450 COPIE SULL’ABATE MARTINO: NÉ PER FAMA, NÉ PER SOLDI. SOLO PER AMORE, PER AMORE ALLA NOSTRA TERRA E ALLA NOSTRA STORIA

L’8 giugno scorso è stata la data del 200° anniversario della nascita dell’Abate Antonino Martino, ed io in questa circostanza ho cercato di capire come mai Galatro ha completamente dimenticato questo anniversario! L’Abate Martino è stato un gigante, uno dei pilastri della cultura galatrese: Galatro è conosciuto come il paese di Martino e di Conia, un omaggio che il nostro paese non ha ricambiato.

Nel giorno della ricorrenza ho voluto scrivere come “nel mio piccolo, a modo mio, ho cercato di ricordare l’Abate Martino in questo anniversario: in modo “artigianale e spartano” (in tanti mi hanno scritto che proprio in questa artigianalità sta il “valore aggiunto” del libro) ho messo insieme dei miei vecchi scritti sull’abate Martino, pubblicati nel corso degli anni, ed ho dato vita ad una piccola antologia, con la speranza che chi leggerà questa mia “fatica”, perdonerà le tante imperfezioni, frutto dei tempi ristretti e dei pochissimi mezzi che ho avuto a disposizione per la stampa”.

Ora, a distanza di quasi 6 mesi, posso dire di avere distribuito oltre 450 copie della mia pubblicazione sull’abate Martino, con dei riscontri molto lusinghieri, soprattutto da chi non sapeva neanche l’esistenza del nostro Abate: volendo posso dare vita ad un’altra pubblicazione solo con i commenti, e ringraziamenti, ricevuti. Per tanti è stata una bellissima scoperta e ne sono rimasti affascinati. Una cara amica mi ha scritto un pensiero commovente: “Ti ringrazio per avermi fatto conoscere e amare Galatro, il suo ambiente, la sua storia, senza esserci mai stata”.

Tra i tanti riscontri, un episodio mi piace raccontare: una sera in una pizzeria ho notato un giovane galatrese che mi osservava sbirciando il suo telefonino. Mi sono avvicinato e ho visto che aveva memorizzate le foto del mio scritto sull’abate Martino. Mi ha guardato e mi ha detto: “Ho visto questo libro, mi è piaciuto e ho fatto le foto con il telefonino e, piano piano, lo leggerò tutto”. Questo fatto mi ha, piacevolmente, commosso. La mattina dopo sono andato a casa sua e gli ho portato una copia del libro.

Sono anche convinto che avere distribuito oltre 450 copie della mia pubblicazione sull’abate Martino, non è stata una cosa di poco conto e, pensando al lavoro fatto (senza chiedere niente a nessuno!) non c’è altra parola che mi viene in mente se non la parola “gratuità”. Forse non c’è parola più carica di ambiguità di questo termine.

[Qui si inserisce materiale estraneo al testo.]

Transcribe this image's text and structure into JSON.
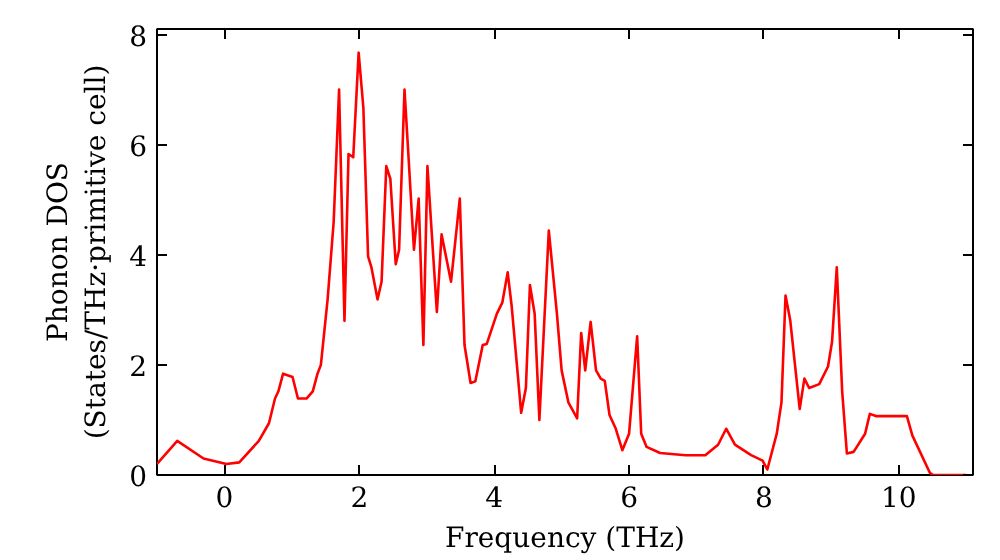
{
  "chart_data": {
    "type": "line",
    "xlabel": "Frequency (THz)",
    "ylabel": "Phonon DOS\n(States/THz·primitive cell)",
    "xlim": [
      -1,
      11.1
    ],
    "ylim": [
      0,
      8.1
    ],
    "xticks": [
      0,
      2,
      4,
      6,
      8,
      10
    ],
    "yticks": [
      0,
      2,
      4,
      6,
      8
    ],
    "grid": false,
    "marker": "none",
    "line_style": "solid",
    "series": [
      {
        "color": "#ff0000",
        "x": [
          -1.0,
          -0.7,
          -0.31,
          0.03,
          0.22,
          0.51,
          0.66,
          0.75,
          0.8,
          0.87,
          1.01,
          1.09,
          1.22,
          1.31,
          1.38,
          1.43,
          1.53,
          1.62,
          1.7,
          1.78,
          1.84,
          1.91,
          1.99,
          2.06,
          2.13,
          2.18,
          2.27,
          2.33,
          2.4,
          2.46,
          2.54,
          2.59,
          2.67,
          2.73,
          2.81,
          2.88,
          2.95,
          3.01,
          3.15,
          3.22,
          3.36,
          3.49,
          3.56,
          3.65,
          3.72,
          3.83,
          3.89,
          4.04,
          4.12,
          4.2,
          4.26,
          4.4,
          4.47,
          4.53,
          4.6,
          4.67,
          4.81,
          4.93,
          5.0,
          5.1,
          5.23,
          5.29,
          5.35,
          5.43,
          5.51,
          5.58,
          5.64,
          5.71,
          5.8,
          5.9,
          6.0,
          6.12,
          6.18,
          6.26,
          6.46,
          6.84,
          7.13,
          7.32,
          7.44,
          7.57,
          7.81,
          7.98,
          8.05,
          8.19,
          8.26,
          8.32,
          8.39,
          8.53,
          8.6,
          8.67,
          8.82,
          8.95,
          9.01,
          9.08,
          9.16,
          9.23,
          9.33,
          9.5,
          9.57,
          9.66,
          10.12,
          10.2,
          10.46,
          10.51,
          11.0
        ],
        "values": [
          0.2,
          0.62,
          0.3,
          0.2,
          0.23,
          0.62,
          0.94,
          1.39,
          1.52,
          1.84,
          1.78,
          1.39,
          1.39,
          1.52,
          1.84,
          2.0,
          3.19,
          4.6,
          7.0,
          2.8,
          5.83,
          5.77,
          7.67,
          6.67,
          3.97,
          3.77,
          3.19,
          3.51,
          5.61,
          5.38,
          3.83,
          4.09,
          7.0,
          5.77,
          4.09,
          5.02,
          2.36,
          5.61,
          2.96,
          4.37,
          3.51,
          5.02,
          2.36,
          1.67,
          1.7,
          2.36,
          2.38,
          2.93,
          3.13,
          3.68,
          3.06,
          1.13,
          1.58,
          3.45,
          2.93,
          1.0,
          4.44,
          2.93,
          1.9,
          1.32,
          1.03,
          2.58,
          1.9,
          2.78,
          1.9,
          1.75,
          1.71,
          1.09,
          0.85,
          0.45,
          0.75,
          2.52,
          0.75,
          0.51,
          0.4,
          0.36,
          0.36,
          0.55,
          0.84,
          0.55,
          0.36,
          0.26,
          0.1,
          0.75,
          1.32,
          3.26,
          2.81,
          1.2,
          1.75,
          1.58,
          1.65,
          1.97,
          2.42,
          3.77,
          1.52,
          0.39,
          0.42,
          0.75,
          1.11,
          1.07,
          1.07,
          0.72,
          0.04,
          0,
          0
        ]
      }
    ]
  }
}
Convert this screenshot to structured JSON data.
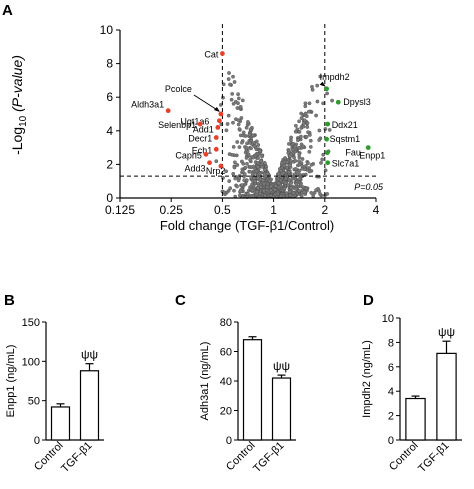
{
  "panels": {
    "a": "A",
    "b": "B",
    "c": "C",
    "d": "D"
  },
  "chart_data": [
    {
      "type": "scatter",
      "panel": "A",
      "xlabel": "Fold change (TGF-β1/Control)",
      "ylabel_prefix": "-Log",
      "ylabel_sub": "10",
      "ylabel_suffix": " (P-value)",
      "x_scale": "log2",
      "xlim": [
        0.125,
        4
      ],
      "ylim": [
        0,
        10
      ],
      "x_ticks": [
        0.125,
        0.25,
        0.5,
        1,
        2,
        4
      ],
      "x_tick_labels": [
        "0.125",
        "0.25",
        "0.5",
        "1",
        "2",
        "4"
      ],
      "y_ticks": [
        0,
        2,
        4,
        6,
        8,
        10
      ],
      "threshold_x": [
        0.5,
        2
      ],
      "threshold_y": 1.3,
      "threshold_label": "P=0.05",
      "colors": {
        "down": "#e8402a",
        "up": "#2e9b2e",
        "ns": "#7d7d7d"
      },
      "labeled_points": [
        {
          "label": "Cat",
          "x": 0.5,
          "y": 8.6,
          "group": "down"
        },
        {
          "label": "Pcolce",
          "x": 0.49,
          "y": 5.0,
          "group": "down"
        },
        {
          "label": "Aldh3a1",
          "x": 0.24,
          "y": 5.2,
          "group": "down"
        },
        {
          "label": "Ugt1a6",
          "x": 0.48,
          "y": 4.6,
          "group": "down"
        },
        {
          "label": "Selenbp1",
          "x": 0.37,
          "y": 4.4,
          "group": "down"
        },
        {
          "label": "Add1",
          "x": 0.47,
          "y": 4.2,
          "group": "down"
        },
        {
          "label": "Decr1",
          "x": 0.46,
          "y": 3.6,
          "group": "down"
        },
        {
          "label": "Ech1",
          "x": 0.46,
          "y": 2.9,
          "group": "down"
        },
        {
          "label": "Capn5",
          "x": 0.4,
          "y": 2.6,
          "group": "down"
        },
        {
          "label": "Add3",
          "x": 0.42,
          "y": 2.1,
          "group": "down"
        },
        {
          "label": "Nrp2",
          "x": 0.49,
          "y": 1.9,
          "group": "down"
        },
        {
          "label": "Impdh2",
          "x": 2.05,
          "y": 6.5,
          "group": "up"
        },
        {
          "label": "Dpysl3",
          "x": 2.4,
          "y": 5.7,
          "group": "up"
        },
        {
          "label": "Ddx21",
          "x": 2.08,
          "y": 4.4,
          "group": "up"
        },
        {
          "label": "Sqstm1",
          "x": 2.05,
          "y": 3.5,
          "group": "up"
        },
        {
          "label": "Fau",
          "x": 2.07,
          "y": 2.7,
          "group": "up"
        },
        {
          "label": "Enpp1",
          "x": 3.6,
          "y": 3.0,
          "group": "up"
        },
        {
          "label": "Slc7a1",
          "x": 2.08,
          "y": 2.1,
          "group": "up"
        }
      ]
    },
    {
      "type": "bar",
      "panel": "B",
      "categories": [
        "Control",
        "TGF-β1"
      ],
      "values": [
        42,
        88
      ],
      "errors": [
        4,
        9
      ],
      "ylabel": "Enpp1 (ng/mL)",
      "ylim": [
        0,
        150
      ],
      "y_ticks": [
        0,
        50,
        100,
        150
      ],
      "significance": "ψψ",
      "significance_bar": 1
    },
    {
      "type": "bar",
      "panel": "C",
      "categories": [
        "Control",
        "TGF-β1"
      ],
      "values": [
        68,
        42
      ],
      "errors": [
        2,
        2
      ],
      "ylabel": "Adh3a1 (ng/mL)",
      "ylim": [
        0,
        80
      ],
      "y_ticks": [
        0,
        20,
        40,
        60,
        80
      ],
      "significance": "ψψ",
      "significance_bar": 1
    },
    {
      "type": "bar",
      "panel": "D",
      "categories": [
        "Control",
        "TGF-β1"
      ],
      "values": [
        3.4,
        7.1
      ],
      "errors": [
        0.2,
        1.0
      ],
      "ylabel": "Impdh2 (ng/mL)",
      "ylim": [
        0,
        10
      ],
      "y_ticks": [
        0,
        2,
        4,
        6,
        8,
        10
      ],
      "significance": "ψψ",
      "significance_bar": 1
    }
  ]
}
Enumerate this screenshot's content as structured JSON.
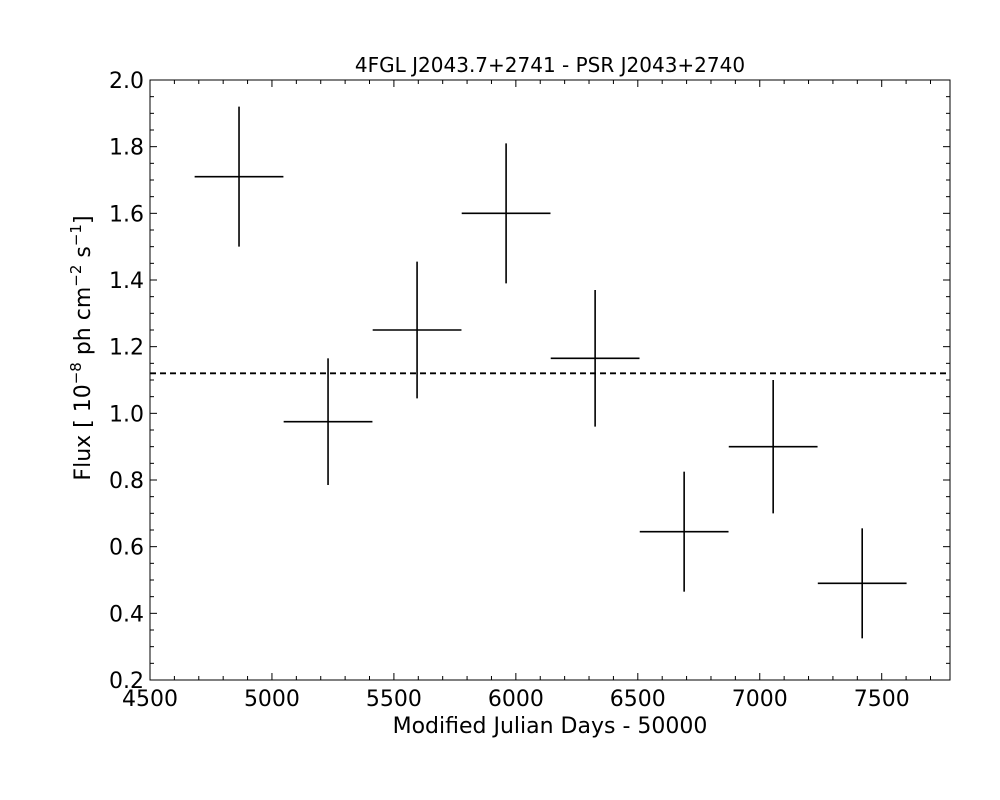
{
  "chart_data": {
    "type": "scatter",
    "title": "4FGL J2043.7+2741 - PSR J2043+2740",
    "xlabel": "Modified Julian Days - 50000",
    "ylabel": {
      "prefix": "Flux [ 10",
      "exp1": "−8",
      "mid": " ph cm",
      "exp2": "−2",
      "mid2": " s",
      "exp3": "−1",
      "suffix": "]"
    },
    "xlim": [
      4500,
      7780
    ],
    "ylim": [
      0.2,
      2.0
    ],
    "xticks": [
      4500,
      5000,
      5500,
      6000,
      6500,
      7000,
      7500
    ],
    "xtick_labels": [
      "4500",
      "5000",
      "5500",
      "6000",
      "6500",
      "7000",
      "7500"
    ],
    "yticks": [
      0.2,
      0.4,
      0.6,
      0.8,
      1.0,
      1.2,
      1.4,
      1.6,
      1.8,
      2.0
    ],
    "ytick_labels": [
      "0.2",
      "0.4",
      "0.6",
      "0.8",
      "1.0",
      "1.2",
      "1.4",
      "1.6",
      "1.8",
      "2.0"
    ],
    "mean_flux": 1.12,
    "grid": false,
    "points": [
      {
        "x": 4865,
        "xerr": 182,
        "y": 1.71,
        "yerr": 0.21
      },
      {
        "x": 5230,
        "xerr": 182,
        "y": 0.975,
        "yerr": 0.19
      },
      {
        "x": 5595,
        "xerr": 182,
        "y": 1.25,
        "yerr": 0.205
      },
      {
        "x": 5960,
        "xerr": 182,
        "y": 1.6,
        "yerr": 0.21
      },
      {
        "x": 6325,
        "xerr": 182,
        "y": 1.165,
        "yerr": 0.205
      },
      {
        "x": 6690,
        "xerr": 182,
        "y": 0.645,
        "yerr": 0.18
      },
      {
        "x": 7055,
        "xerr": 182,
        "y": 0.9,
        "yerr": 0.2
      },
      {
        "x": 7420,
        "xerr": 182,
        "y": 0.49,
        "yerr": 0.165
      }
    ]
  }
}
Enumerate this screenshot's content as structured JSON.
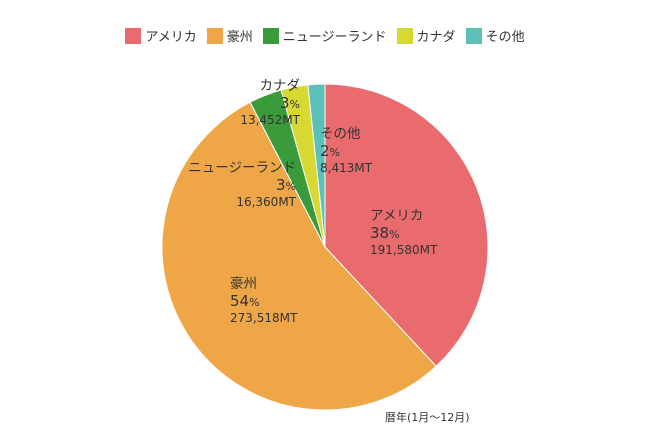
{
  "chart_data": {
    "type": "pie",
    "title": "",
    "footnote": "暦年(1月〜12月)",
    "legend_position": "top",
    "start_angle_deg": 0,
    "direction": "clockwise",
    "unit": "MT",
    "slices": [
      {
        "name": "アメリカ",
        "percent": 38,
        "percent_text": "38",
        "value": 191580,
        "value_text": "191,580MT",
        "color": "#E96B6E"
      },
      {
        "name": "豪州",
        "percent": 54,
        "percent_text": "54",
        "value": 273518,
        "value_text": "273,518MT",
        "color": "#EEA646"
      },
      {
        "name": "ニュージーランド",
        "percent": 3,
        "percent_text": "3",
        "value": 16360,
        "value_text": "16,360MT",
        "color": "#3A9B3A"
      },
      {
        "name": "カナダ",
        "percent": 3,
        "percent_text": "3",
        "value": 13452,
        "value_text": "13,452MT",
        "color": "#D8D832"
      },
      {
        "name": "その他",
        "percent": 2,
        "percent_text": "2",
        "value": 8413,
        "value_text": "8,413MT",
        "color": "#5CBFB8"
      }
    ]
  }
}
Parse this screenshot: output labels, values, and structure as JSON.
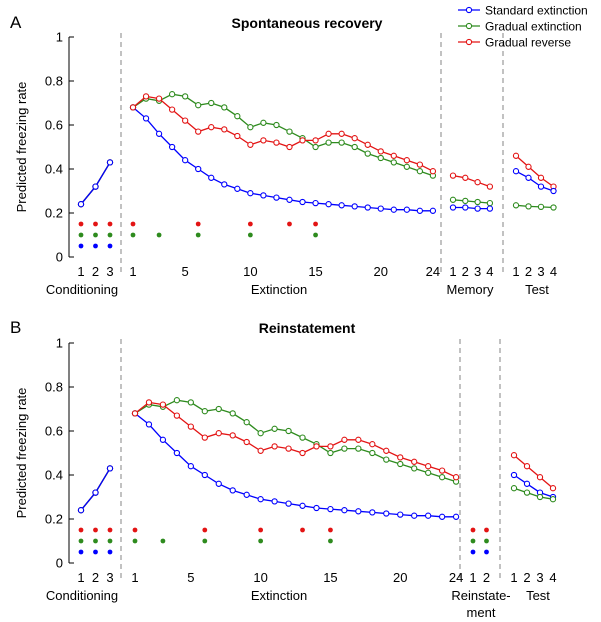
{
  "colors": {
    "standard": "#0000ff",
    "gradual": "#2e8b1e",
    "reverse": "#e31414",
    "axis": "#000000",
    "divider": "#999999"
  },
  "legend": {
    "entries": [
      {
        "key": "standard",
        "label": "Standard extinction"
      },
      {
        "key": "gradual",
        "label": "Gradual extinction"
      },
      {
        "key": "reverse",
        "label": "Gradual reverse"
      }
    ]
  },
  "chart_data": [
    {
      "type": "line",
      "panel_letter": "A",
      "title": "Spontaneous recovery",
      "ylabel": "Predicted freezing rate",
      "ylim": [
        0,
        1
      ],
      "yticks": [
        "0",
        "0.2",
        "0.4",
        "0.6",
        "0.8",
        "1"
      ],
      "legend_position": "top-right",
      "phases": [
        {
          "name": "Conditioning",
          "ticks": [
            "1",
            "2",
            "3"
          ],
          "series": [
            {
              "key": "reverse",
              "values": [
                0.24,
                0.32,
                0.43
              ]
            },
            {
              "key": "gradual",
              "values": [
                0.24,
                0.32,
                0.43
              ]
            },
            {
              "key": "standard",
              "values": [
                0.24,
                0.32,
                0.43
              ]
            }
          ],
          "dots": [
            {
              "key": "reverse",
              "level": 0.15,
              "trials": [
                1,
                2,
                3
              ]
            },
            {
              "key": "gradual",
              "level": 0.1,
              "trials": [
                1,
                2,
                3
              ]
            },
            {
              "key": "standard",
              "level": 0.05,
              "trials": [
                1,
                2,
                3
              ]
            }
          ]
        },
        {
          "name": "Extinction",
          "ticks": [
            "1",
            "5",
            "10",
            "15",
            "20",
            "24"
          ],
          "series": [
            {
              "key": "standard",
              "values": [
                0.68,
                0.63,
                0.56,
                0.5,
                0.44,
                0.4,
                0.36,
                0.33,
                0.31,
                0.29,
                0.28,
                0.27,
                0.26,
                0.25,
                0.245,
                0.24,
                0.235,
                0.23,
                0.225,
                0.22,
                0.215,
                0.215,
                0.21,
                0.21
              ]
            },
            {
              "key": "gradual",
              "values": [
                0.68,
                0.72,
                0.71,
                0.74,
                0.73,
                0.69,
                0.7,
                0.68,
                0.64,
                0.59,
                0.61,
                0.6,
                0.57,
                0.54,
                0.5,
                0.52,
                0.52,
                0.5,
                0.47,
                0.45,
                0.43,
                0.41,
                0.39,
                0.37
              ]
            },
            {
              "key": "reverse",
              "values": [
                0.68,
                0.73,
                0.72,
                0.67,
                0.62,
                0.57,
                0.59,
                0.58,
                0.55,
                0.51,
                0.53,
                0.52,
                0.5,
                0.53,
                0.53,
                0.56,
                0.56,
                0.54,
                0.51,
                0.48,
                0.46,
                0.44,
                0.42,
                0.39
              ]
            }
          ],
          "dots": [
            {
              "key": "reverse",
              "level": 0.15,
              "trials": [
                1,
                6,
                10,
                13,
                15
              ]
            },
            {
              "key": "gradual",
              "level": 0.1,
              "trials": [
                1,
                3,
                6,
                10,
                15
              ]
            }
          ]
        },
        {
          "name": "Memory",
          "ticks": [
            "1",
            "2",
            "3",
            "4"
          ],
          "series": [
            {
              "key": "reverse",
              "values": [
                0.37,
                0.36,
                0.34,
                0.32
              ]
            },
            {
              "key": "gradual",
              "values": [
                0.26,
                0.255,
                0.25,
                0.245
              ]
            },
            {
              "key": "standard",
              "values": [
                0.225,
                0.225,
                0.22,
                0.22
              ]
            }
          ],
          "dots": []
        },
        {
          "name": "Test",
          "ticks": [
            "1",
            "2",
            "3",
            "4"
          ],
          "series": [
            {
              "key": "reverse",
              "values": [
                0.46,
                0.41,
                0.36,
                0.32
              ]
            },
            {
              "key": "standard",
              "values": [
                0.39,
                0.36,
                0.32,
                0.3
              ]
            },
            {
              "key": "gradual",
              "values": [
                0.235,
                0.23,
                0.228,
                0.225
              ]
            }
          ],
          "dots": []
        }
      ]
    },
    {
      "type": "line",
      "panel_letter": "B",
      "title": "Reinstatement",
      "ylabel": "Predicted freezing rate",
      "ylim": [
        0,
        1
      ],
      "yticks": [
        "0",
        "0.2",
        "0.4",
        "0.6",
        "0.8",
        "1"
      ],
      "phases": [
        {
          "name": "Conditioning",
          "ticks": [
            "1",
            "2",
            "3"
          ],
          "series": [
            {
              "key": "reverse",
              "values": [
                0.24,
                0.32,
                0.43
              ]
            },
            {
              "key": "gradual",
              "values": [
                0.24,
                0.32,
                0.43
              ]
            },
            {
              "key": "standard",
              "values": [
                0.24,
                0.32,
                0.43
              ]
            }
          ],
          "dots": [
            {
              "key": "reverse",
              "level": 0.15,
              "trials": [
                1,
                2,
                3
              ]
            },
            {
              "key": "gradual",
              "level": 0.1,
              "trials": [
                1,
                2,
                3
              ]
            },
            {
              "key": "standard",
              "level": 0.05,
              "trials": [
                1,
                2,
                3
              ]
            }
          ]
        },
        {
          "name": "Extinction",
          "ticks": [
            "1",
            "5",
            "10",
            "15",
            "20",
            "24"
          ],
          "series": [
            {
              "key": "standard",
              "values": [
                0.68,
                0.63,
                0.56,
                0.5,
                0.44,
                0.4,
                0.36,
                0.33,
                0.31,
                0.29,
                0.28,
                0.27,
                0.26,
                0.25,
                0.245,
                0.24,
                0.235,
                0.23,
                0.225,
                0.22,
                0.215,
                0.215,
                0.21,
                0.21
              ]
            },
            {
              "key": "gradual",
              "values": [
                0.68,
                0.72,
                0.71,
                0.74,
                0.73,
                0.69,
                0.7,
                0.68,
                0.64,
                0.59,
                0.61,
                0.6,
                0.57,
                0.54,
                0.5,
                0.52,
                0.52,
                0.5,
                0.47,
                0.45,
                0.43,
                0.41,
                0.39,
                0.37
              ]
            },
            {
              "key": "reverse",
              "values": [
                0.68,
                0.73,
                0.72,
                0.67,
                0.62,
                0.57,
                0.59,
                0.58,
                0.55,
                0.51,
                0.53,
                0.52,
                0.5,
                0.53,
                0.53,
                0.56,
                0.56,
                0.54,
                0.51,
                0.48,
                0.46,
                0.44,
                0.42,
                0.39
              ]
            }
          ],
          "dots": [
            {
              "key": "reverse",
              "level": 0.15,
              "trials": [
                1,
                6,
                10,
                13,
                15
              ]
            },
            {
              "key": "gradual",
              "level": 0.1,
              "trials": [
                1,
                3,
                6,
                10,
                15
              ]
            }
          ]
        },
        {
          "name": "Reinstate-\nment",
          "ticks": [
            "1",
            "2"
          ],
          "series": [],
          "dots": [
            {
              "key": "reverse",
              "level": 0.15,
              "trials": [
                1,
                2
              ]
            },
            {
              "key": "gradual",
              "level": 0.1,
              "trials": [
                1,
                2
              ]
            },
            {
              "key": "standard",
              "level": 0.05,
              "trials": [
                1,
                2
              ]
            }
          ]
        },
        {
          "name": "Test",
          "ticks": [
            "1",
            "2",
            "3",
            "4"
          ],
          "series": [
            {
              "key": "reverse",
              "values": [
                0.49,
                0.44,
                0.39,
                0.34
              ]
            },
            {
              "key": "standard",
              "values": [
                0.4,
                0.36,
                0.32,
                0.3
              ]
            },
            {
              "key": "gradual",
              "values": [
                0.34,
                0.32,
                0.3,
                0.29
              ]
            }
          ],
          "dots": []
        }
      ]
    }
  ]
}
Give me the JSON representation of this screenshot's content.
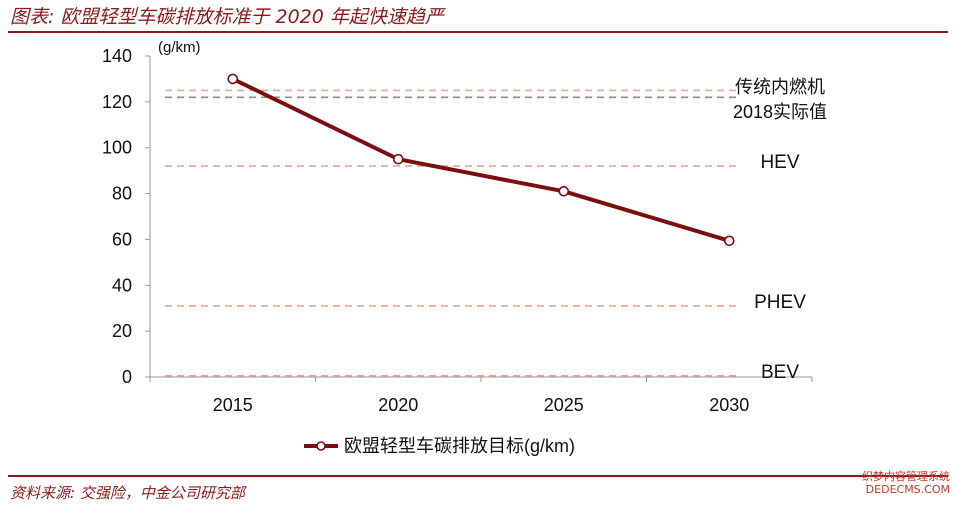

Cosa vuol dire “gratis”? Significa che tieni un comportamento senza chiedere un corrispettivo. Un gesto gratuito, un atto gratuito, un’offesa gratuita, cosa vuol dire? Significa “senza una motivazione ragionevole”. Ma gratuità significa anche un’altra cosa: c’è un passo nel vangelo di Matteo che racconta il momento in cui Gesù ha mandato gli apostoli nel mondo; la frase dice: “Gratuitamente avete ricevuto, gratuitamente date”. Partendo da questo rigo del vangelo di Matteo, possiamo riflettere su cosa sia la gratuità: essa è la caratteristica di un atto che non ha un corrispettivo fuori di sé, un prezzo fuori di sé, ma il cui valore si spiega in sé perché è giusto farla. Faccio questa cosa perché ci credo e non perché devo avere qualcosa in cambio. La gratuità ha un’eccedenza di valore, è un atto gratuito che va al di là dell’atto stesso e nel porre un confine al mercato, ci fa dire: “Questa cosa la facciamo non perché incasso un prezzo conveniente, ma perché ci credo”. Con questo spirito ho realizzato il mio libro sull’abate Antonio Martino.

Questo 2018 ormai trascorso per Galatro doveva rappresentare l’anno di un anniversario significativo, ma nel paese che ha visto nascere questo suo illustre figlio, ha avuto la meglio il silenzio e, ormai, non c’è più tempo per rimediare a questa imperdonabile dimenticanza! Anche per questo sono contento di questo mio lavoro su Martino: l’ho fatto non perché c’era da guadagnare qualcosa, ma perché credo nel valore di trasmettere la conoscenza di un personaggio che mi è stato sempre a cuore… e credo anche che il valore della mia piccola fatica sia andato molto al di là delle 450 copie distribuite, delle quali più della metà fuori dai nostri confini paesani.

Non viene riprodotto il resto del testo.